The development of semiconductor switching technology for high power applications, such as in motor drive circuits and lighting ballasts, began with the bipolar junction transistor (BJT). Although BJT's can meet various requirements, there exist several fundamental drawbacks to the suitability of BJT's for all high power applications. For example, BJT's are current controlled devices, which makes the base drive circuitry complex and expensive. Furthermore, the input impedance of BJT's is too low. The power MOSFET was developed to overcome the existing problems. In a power MOSFET, a gate electrode bias is applied for turn-on and turn-off control. Despite power MOSFET devices have many advantages, these benefits are offset by the high ON-resistance of their active region, which arises from the absence of minority carrier injection. As a result, the device's operating forward current density is limited to relatively low values, as compared to that for the BJT. On the basis of these features of power BJT's and MOSFET devices, hybrid devices embodying a combination of bipolar current conduction with MOS-controlled current flow were developed and found to provide significant advantages over single technologies such as bipolar or MOSFET alone. Insulated gate bipolar transistor (IGBT) and emitter switched thyristor (EST) are two of them.
A typical IGBT comprises, as shown in FIG. 1, a P.sup.+ collector region 10, an N.sup.+ buffer layer 12, an N.sup.- drift layer 14, a P-type base region 16 and an N.sup.+ emitter region 18. A gate 20 is disposed above the base region 16, and a gate oxide 22 is formed therebetween. Two metal layers 24 and 26 are formed as emitter and collector electrode regions, respectively. Although IGBT's suffer a lower ON loss due to their conductivity modulation in drift region over using bipolar or MOSFET devices alone, even lower conduction losses can be expected by using a thyristor since thyristors offer a higher degree of conductivity modulation and a lower forward voltage drop when turned on.

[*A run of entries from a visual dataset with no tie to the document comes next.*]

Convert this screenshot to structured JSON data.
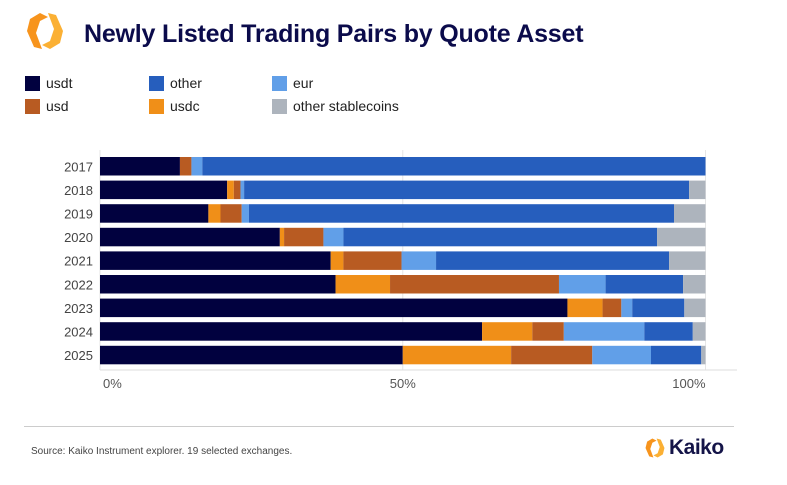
{
  "header": {
    "title": "Newly Listed Trading Pairs by Quote Asset"
  },
  "footer": {
    "source": "Source: Kaiko Instrument explorer. 19 selected exchanges.",
    "brand": "Kaiko"
  },
  "chart_data": {
    "type": "bar",
    "orientation": "horizontal",
    "stacked": true,
    "title": "Newly Listed Trading Pairs by Quote Asset",
    "xlabel": "",
    "ylabel": "",
    "xlim": [
      0,
      100
    ],
    "x_ticks": [
      "0%",
      "50%",
      "100%"
    ],
    "legend_placement": "top-left",
    "categories": [
      "2017",
      "2018",
      "2019",
      "2020",
      "2021",
      "2022",
      "2023",
      "2024",
      "2025"
    ],
    "series": [
      {
        "name": "usdt",
        "color": "#01013f",
        "values": [
          13.2,
          21.0,
          17.9,
          29.7,
          38.1,
          38.9,
          77.2,
          63.1,
          50.0
        ]
      },
      {
        "name": "usdc",
        "color": "#f08f18",
        "values": [
          0,
          1.1,
          2.0,
          0.7,
          2.1,
          9.0,
          5.8,
          8.3,
          17.9
        ]
      },
      {
        "name": "usd",
        "color": "#b85b22",
        "values": [
          1.9,
          1.1,
          3.5,
          6.5,
          9.6,
          27.9,
          3.1,
          5.2,
          13.4
        ]
      },
      {
        "name": "eur",
        "color": "#619fe8",
        "values": [
          1.8,
          0.6,
          1.2,
          3.3,
          5.7,
          7.7,
          1.8,
          13.3,
          9.7
        ]
      },
      {
        "name": "other",
        "color": "#265ebd",
        "values": [
          83.1,
          73.5,
          70.2,
          51.8,
          38.5,
          12.8,
          8.6,
          8.0,
          8.3
        ]
      },
      {
        "name": "other stablecoins",
        "color": "#adb4bd",
        "values": [
          0,
          2.7,
          5.2,
          8.0,
          6.0,
          3.7,
          3.5,
          2.1,
          0.7
        ]
      }
    ]
  }
}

FIG. 2 schematically shows an EST, which comprises a P.sup.+ anode region 30, an N.sup.+ buffer layer 32, an N.sup.- drift layer 34, a P-type base region 36, an N.sup.+ floating region 38 and an N.sup.+ cathode region 40. A gate 42 is provided above a region between the floating region 38 and the cathode region 40, and a gate oxide 44 is inserted therebetween. Metal layers 24 and 26 serve as cathode and anode electrode regions, respectively. Unfortunately, latch-up may be sustained for high current applications due to a parasitic thyristor thereof, which can result in device failure if the latch-up current is not otherwise sufficiently controlled by external circuitry.
The latch-up can be inhibited with a trench IGBT, which is shown in FIG. 3. However, its conductivity impedance modulation is not comparable to an EST, and the trench related to the gate 20' is subjected to a higher voltage. On the other hand, the latch-up is inevitable, since an EST cannot be provided with a trench gate.
Endeavors have been made to overcome the disadvantages of IGBT's or EST's. Bauer et al. utilizes a recombination layer buried in an IGBT in U.S. Pat. No. 4,985,741 to avoid latch-up. Sakurai suppresses latch-up in an IGBT with U.S. Pat. No. 5,089,864. Fujihira et al. in U.S. Pat. No. 5,097,302 detects the load current to avoid IGBT burnout. Sakurai improves conductivity modulation of an IGBT in U.S. Pat. No. 5,200,632. Hiraki et al. and Iwamura reduce conduction impedance by increasing trench depth in U.S. Pat. No. 5,282,018 and by using double gates in U.S. Pat. No. 5,659,185, respectively. Baliga in U.S. Pat. No. 5,306,930 and Shekar et al. in U.S. Pat. Nos. 5,293,054 and 5,294,816 disclose various mechanisms to suppress latch-up of parasitic thyristors in EST's. Otsuki et al. integrates IGBT with EST in U.S. Pat. No. 5,378,903. Shekar et al. uses a dual-channel trench FET to suppress EST latch-up in U.S. Pat. No. 5,471,075. Salurai et al., Seki and Iwamura use a dual-gate to switch between thyristor structure and IGBT to reduce conduction voltage drop in U.S. Pat. Nos. 5,459,339, 5,349,212 and 5,644,150, respectively. Ajit removes parasitic thyristor from an EST in U.S. Pat. No. 5,719,411. Oh in U.S. Pat. No. 5,844,285 makes hole current into the cathode of a thyristor before they flow into the primary emitter to prevent the parasitic thyristor from being turned on. However, these prior arts cannot overcome all of the above-mentioned problems or may cause other disadvantages. Therefore, it is desired a bipolar transistor of a high input impedance, a low conduction voltage drop, a high voltage withstand, with a high current density, and free from damaged by latch-up.